Help Center/ MapReduce Service/ Component Development Specifications/ Hudi/ Spark on Hudi Development Specifications/ Suggestions on configuring resources for Spark read and write Hudi resources
Updated on 2024-08-30 GMT+08:00

Suggestions on configuring resources for Spark read and write Hudi resources

  • According to the resource configuration rules for the Hudi task of Spark, the ratio of memory to CPU cores is 2:1, and the ratio of off-heap memory to CPU cores is 0.5:1. That is, one core, requiring 2 GB heap memory and 0.5 GB non-heap memory.

    In the Spark initialization and import scenario, the preceding resource ratio needs to be adjusted because the amount of data to be processed is large. The recommended ratio of memory to core is 4:1 and the ratio of non-heap memory to core is 1:1.

    Example:

    spark-submit
    --master yarn-cluster
    --executor-cores 2 //Core
    --executor-memory 4g //Heap memory
    --conf spark.executor.memoryOverhead=1024 // off-heap memory
  • Spark-based ETL calculation: The recommended ratio of CPU core to memory is greater than 1:2, and the recommended ratio is from 1:4 to 1:8.

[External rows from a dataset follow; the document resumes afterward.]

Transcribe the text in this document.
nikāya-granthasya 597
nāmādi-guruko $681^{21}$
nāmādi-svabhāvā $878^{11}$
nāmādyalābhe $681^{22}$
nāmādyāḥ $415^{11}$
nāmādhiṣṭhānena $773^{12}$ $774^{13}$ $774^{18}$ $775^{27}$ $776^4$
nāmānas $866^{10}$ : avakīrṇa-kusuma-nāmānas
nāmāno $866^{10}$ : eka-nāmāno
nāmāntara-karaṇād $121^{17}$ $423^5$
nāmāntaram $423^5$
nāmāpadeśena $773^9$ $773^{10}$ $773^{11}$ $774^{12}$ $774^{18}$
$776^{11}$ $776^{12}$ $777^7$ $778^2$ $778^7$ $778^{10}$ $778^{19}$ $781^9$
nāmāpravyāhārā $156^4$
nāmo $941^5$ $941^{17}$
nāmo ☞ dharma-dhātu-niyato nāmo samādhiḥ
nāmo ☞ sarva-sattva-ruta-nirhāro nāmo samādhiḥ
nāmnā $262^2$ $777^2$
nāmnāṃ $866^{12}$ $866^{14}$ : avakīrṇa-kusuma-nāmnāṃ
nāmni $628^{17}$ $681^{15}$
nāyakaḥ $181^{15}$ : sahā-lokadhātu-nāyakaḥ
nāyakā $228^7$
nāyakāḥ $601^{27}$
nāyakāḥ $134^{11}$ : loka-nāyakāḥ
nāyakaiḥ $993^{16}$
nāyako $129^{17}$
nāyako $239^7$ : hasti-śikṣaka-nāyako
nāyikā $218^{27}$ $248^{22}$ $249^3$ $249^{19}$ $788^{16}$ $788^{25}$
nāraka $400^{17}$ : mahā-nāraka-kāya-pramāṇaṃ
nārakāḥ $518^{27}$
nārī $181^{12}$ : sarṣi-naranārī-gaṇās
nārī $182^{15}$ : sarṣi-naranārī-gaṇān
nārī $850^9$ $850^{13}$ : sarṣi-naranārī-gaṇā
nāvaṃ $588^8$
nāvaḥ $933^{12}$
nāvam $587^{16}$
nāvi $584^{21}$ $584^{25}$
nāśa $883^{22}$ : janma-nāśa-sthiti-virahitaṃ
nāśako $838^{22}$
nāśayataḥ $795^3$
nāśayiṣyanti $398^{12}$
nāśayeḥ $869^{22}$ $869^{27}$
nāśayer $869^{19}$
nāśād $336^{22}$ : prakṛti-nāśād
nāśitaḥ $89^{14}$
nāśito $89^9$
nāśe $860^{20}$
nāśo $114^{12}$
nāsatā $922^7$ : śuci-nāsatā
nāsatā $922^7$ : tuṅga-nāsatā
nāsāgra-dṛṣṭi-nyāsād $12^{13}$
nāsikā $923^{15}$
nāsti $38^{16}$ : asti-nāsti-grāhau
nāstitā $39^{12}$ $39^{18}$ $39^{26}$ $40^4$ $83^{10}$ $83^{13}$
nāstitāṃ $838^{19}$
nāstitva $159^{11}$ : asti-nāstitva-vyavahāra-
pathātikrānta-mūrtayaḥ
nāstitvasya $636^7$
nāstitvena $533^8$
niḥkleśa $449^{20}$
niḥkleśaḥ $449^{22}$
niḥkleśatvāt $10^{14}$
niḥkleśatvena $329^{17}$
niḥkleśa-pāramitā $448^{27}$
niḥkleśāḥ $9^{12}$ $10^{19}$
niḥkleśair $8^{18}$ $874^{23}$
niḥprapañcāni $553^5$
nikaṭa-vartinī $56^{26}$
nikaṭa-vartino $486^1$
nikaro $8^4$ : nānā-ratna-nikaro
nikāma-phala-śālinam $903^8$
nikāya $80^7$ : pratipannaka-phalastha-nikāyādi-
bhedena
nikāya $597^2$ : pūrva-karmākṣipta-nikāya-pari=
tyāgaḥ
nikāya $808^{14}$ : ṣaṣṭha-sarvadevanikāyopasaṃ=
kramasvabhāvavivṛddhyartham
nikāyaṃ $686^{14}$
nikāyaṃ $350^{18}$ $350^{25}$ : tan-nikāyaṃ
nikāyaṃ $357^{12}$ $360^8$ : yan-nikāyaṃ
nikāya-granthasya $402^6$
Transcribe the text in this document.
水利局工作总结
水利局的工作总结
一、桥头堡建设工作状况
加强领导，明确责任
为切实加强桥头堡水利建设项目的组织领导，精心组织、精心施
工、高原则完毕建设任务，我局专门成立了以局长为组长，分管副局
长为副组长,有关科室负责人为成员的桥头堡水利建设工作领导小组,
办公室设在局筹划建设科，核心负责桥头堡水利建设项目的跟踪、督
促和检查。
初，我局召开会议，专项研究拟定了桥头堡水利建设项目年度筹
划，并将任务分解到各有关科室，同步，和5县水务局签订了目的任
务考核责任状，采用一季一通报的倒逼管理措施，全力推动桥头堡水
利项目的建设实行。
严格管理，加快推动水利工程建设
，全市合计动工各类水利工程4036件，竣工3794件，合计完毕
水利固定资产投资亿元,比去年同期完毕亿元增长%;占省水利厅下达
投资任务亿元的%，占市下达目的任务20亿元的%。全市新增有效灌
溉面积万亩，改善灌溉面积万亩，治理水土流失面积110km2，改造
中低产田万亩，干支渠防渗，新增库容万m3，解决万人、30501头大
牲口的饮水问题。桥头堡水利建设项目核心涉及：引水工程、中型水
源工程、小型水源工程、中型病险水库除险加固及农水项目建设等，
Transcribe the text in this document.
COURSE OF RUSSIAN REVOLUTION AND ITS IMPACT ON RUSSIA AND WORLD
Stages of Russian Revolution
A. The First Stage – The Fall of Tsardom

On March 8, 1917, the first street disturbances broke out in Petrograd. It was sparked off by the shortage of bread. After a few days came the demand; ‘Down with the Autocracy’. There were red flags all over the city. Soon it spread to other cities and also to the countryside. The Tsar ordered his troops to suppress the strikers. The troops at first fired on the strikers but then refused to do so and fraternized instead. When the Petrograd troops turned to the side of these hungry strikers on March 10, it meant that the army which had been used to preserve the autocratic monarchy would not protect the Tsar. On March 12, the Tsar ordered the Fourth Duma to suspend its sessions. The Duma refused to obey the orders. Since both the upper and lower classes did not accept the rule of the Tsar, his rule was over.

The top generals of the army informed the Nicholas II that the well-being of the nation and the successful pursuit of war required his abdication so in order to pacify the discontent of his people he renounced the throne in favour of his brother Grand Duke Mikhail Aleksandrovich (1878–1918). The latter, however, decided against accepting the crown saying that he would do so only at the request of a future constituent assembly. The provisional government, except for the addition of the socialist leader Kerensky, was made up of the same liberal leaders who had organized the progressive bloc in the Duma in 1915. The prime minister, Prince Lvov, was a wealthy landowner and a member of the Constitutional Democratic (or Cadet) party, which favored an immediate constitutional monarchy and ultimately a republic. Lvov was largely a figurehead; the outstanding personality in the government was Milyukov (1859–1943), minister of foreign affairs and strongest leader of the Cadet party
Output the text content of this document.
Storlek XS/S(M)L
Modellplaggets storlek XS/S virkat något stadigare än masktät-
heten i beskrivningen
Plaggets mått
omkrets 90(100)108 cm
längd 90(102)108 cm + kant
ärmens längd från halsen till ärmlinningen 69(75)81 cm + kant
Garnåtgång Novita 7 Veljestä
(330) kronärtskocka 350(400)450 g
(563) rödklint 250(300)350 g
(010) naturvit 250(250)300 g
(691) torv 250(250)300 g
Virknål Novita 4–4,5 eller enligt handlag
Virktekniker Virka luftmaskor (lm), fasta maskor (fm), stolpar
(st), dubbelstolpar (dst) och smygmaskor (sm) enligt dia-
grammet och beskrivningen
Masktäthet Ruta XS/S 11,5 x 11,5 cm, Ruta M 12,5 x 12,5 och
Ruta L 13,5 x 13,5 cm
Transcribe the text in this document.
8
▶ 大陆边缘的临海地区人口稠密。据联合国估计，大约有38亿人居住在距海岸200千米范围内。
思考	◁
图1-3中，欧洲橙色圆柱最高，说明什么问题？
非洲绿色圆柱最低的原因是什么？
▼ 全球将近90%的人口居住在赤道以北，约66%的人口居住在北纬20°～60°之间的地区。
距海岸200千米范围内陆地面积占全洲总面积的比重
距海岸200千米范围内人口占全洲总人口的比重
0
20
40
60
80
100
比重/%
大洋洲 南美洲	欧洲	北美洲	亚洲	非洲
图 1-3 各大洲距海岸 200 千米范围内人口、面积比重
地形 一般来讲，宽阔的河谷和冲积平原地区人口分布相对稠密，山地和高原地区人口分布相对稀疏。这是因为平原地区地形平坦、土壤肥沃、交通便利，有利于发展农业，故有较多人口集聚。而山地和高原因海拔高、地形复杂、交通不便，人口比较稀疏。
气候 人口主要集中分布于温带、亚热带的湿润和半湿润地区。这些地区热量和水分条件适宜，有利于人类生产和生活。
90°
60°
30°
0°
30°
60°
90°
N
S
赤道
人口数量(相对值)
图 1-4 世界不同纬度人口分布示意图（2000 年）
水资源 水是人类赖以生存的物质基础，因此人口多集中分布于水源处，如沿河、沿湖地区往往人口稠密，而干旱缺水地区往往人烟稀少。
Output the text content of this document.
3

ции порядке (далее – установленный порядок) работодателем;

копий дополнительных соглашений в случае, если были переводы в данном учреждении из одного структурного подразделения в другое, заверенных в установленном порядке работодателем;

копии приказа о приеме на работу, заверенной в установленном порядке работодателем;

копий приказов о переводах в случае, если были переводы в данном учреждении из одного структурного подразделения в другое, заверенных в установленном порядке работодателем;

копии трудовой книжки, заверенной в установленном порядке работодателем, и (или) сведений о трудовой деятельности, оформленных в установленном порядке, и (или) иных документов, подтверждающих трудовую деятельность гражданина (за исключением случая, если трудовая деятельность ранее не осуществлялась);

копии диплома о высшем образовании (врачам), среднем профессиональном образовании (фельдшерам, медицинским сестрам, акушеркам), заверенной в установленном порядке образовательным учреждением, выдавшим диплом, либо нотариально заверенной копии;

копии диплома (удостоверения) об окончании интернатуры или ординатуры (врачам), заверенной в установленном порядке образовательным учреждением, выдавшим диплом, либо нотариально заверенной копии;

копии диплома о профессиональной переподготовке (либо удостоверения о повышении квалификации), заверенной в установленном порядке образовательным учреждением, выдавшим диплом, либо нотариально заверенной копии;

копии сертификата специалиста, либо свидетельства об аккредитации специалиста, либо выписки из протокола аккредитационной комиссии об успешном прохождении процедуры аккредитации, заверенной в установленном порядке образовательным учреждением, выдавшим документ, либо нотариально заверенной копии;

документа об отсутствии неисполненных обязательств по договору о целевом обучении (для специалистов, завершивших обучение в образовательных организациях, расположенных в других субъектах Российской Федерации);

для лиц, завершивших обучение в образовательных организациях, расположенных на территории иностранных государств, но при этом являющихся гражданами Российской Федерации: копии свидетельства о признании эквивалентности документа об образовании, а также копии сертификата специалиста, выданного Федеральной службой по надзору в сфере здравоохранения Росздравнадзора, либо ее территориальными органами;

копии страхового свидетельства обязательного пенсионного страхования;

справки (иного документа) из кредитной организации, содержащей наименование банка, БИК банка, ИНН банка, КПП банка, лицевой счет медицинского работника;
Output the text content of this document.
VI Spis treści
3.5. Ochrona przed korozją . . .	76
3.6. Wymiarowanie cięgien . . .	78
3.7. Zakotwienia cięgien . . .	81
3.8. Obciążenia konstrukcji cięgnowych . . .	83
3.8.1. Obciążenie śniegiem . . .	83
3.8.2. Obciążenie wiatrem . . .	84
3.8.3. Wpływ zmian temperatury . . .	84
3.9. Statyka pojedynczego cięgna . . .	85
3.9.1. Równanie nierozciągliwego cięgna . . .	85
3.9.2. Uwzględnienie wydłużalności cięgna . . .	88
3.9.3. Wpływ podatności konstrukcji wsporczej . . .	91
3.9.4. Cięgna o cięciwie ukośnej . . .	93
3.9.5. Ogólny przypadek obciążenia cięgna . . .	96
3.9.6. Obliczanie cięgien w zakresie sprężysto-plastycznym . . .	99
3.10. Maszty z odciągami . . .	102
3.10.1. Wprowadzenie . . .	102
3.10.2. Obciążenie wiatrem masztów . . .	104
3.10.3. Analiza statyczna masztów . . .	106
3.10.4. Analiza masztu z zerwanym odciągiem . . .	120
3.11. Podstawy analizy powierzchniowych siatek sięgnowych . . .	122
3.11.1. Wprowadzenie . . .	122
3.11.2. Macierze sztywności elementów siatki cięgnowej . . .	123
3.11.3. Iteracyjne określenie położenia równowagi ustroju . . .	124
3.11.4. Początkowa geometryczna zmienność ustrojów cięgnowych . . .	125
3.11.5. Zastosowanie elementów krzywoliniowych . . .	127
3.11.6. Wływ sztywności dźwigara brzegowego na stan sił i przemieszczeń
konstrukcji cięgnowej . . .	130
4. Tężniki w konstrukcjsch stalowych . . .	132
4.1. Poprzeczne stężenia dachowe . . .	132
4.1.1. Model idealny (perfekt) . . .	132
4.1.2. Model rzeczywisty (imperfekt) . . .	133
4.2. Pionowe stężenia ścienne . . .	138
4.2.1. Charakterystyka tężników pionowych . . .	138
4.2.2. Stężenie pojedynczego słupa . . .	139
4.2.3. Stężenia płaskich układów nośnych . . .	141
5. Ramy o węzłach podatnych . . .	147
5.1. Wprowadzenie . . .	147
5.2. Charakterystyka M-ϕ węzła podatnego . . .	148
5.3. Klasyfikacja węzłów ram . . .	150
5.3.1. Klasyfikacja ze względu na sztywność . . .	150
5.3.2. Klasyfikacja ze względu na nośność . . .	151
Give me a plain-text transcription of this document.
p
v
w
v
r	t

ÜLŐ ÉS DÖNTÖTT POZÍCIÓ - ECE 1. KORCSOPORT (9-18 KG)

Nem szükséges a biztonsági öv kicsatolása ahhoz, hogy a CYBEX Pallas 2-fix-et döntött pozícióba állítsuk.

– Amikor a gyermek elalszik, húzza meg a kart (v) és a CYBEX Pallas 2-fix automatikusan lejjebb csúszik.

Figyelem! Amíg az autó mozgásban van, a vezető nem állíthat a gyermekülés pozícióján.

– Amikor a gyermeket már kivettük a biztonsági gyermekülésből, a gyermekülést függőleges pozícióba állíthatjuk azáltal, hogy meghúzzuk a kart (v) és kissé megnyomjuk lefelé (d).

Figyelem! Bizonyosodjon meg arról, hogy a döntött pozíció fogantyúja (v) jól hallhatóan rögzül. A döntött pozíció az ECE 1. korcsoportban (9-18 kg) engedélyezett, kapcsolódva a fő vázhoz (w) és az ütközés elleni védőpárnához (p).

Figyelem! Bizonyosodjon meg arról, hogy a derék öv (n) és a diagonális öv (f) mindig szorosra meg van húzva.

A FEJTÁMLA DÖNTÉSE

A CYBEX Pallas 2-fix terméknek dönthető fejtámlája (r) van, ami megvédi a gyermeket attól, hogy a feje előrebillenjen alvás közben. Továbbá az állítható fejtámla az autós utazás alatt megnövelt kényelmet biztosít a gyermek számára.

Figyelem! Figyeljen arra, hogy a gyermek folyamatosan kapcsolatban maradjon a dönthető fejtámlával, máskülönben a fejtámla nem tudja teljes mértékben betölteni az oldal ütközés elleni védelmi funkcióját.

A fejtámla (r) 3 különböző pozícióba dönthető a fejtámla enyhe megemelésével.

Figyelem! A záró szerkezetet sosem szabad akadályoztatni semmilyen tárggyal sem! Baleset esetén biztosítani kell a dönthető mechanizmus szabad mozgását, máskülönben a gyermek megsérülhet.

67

    The previous rule refers to the resource ratio of pure read and write. If Spark jobs have service logic calculation in addition to read and write, this process will cause memory increase. Therefore, it is recommended that the ratio of CPU cores to memory be greater than 1:2. If the logic is complex, increase the memory. This should be adjusted based on the actual situation. Generally, the default value range is 1:4 to 1:8.

  • It is recommended that the number of CPU cores be greater than or equal to the number of buckets. (The partition table may be written to multiple partitions each time. In ideal conditions, the recommended number of CPU cores = Number of write partitions x Number of buckets. If the actual number of cores is less than the value, the write performance decreases linearly.)

    Example:

    The number of buckets in the current table is three, and the number of partitions that are written to the table is two. It is recommended that the number of cores configured for the Spark import task be greater than or equal to 3 x 2.

    spark-submit
    --master yarn-cluster
    --executor-cores 2
    --executor-memory 4g
    --excutor-num 3

    The preceding configuration indicates that the number of excutor-num*executor-cores=6 >= partitions multiplied by the number of buckets is 6.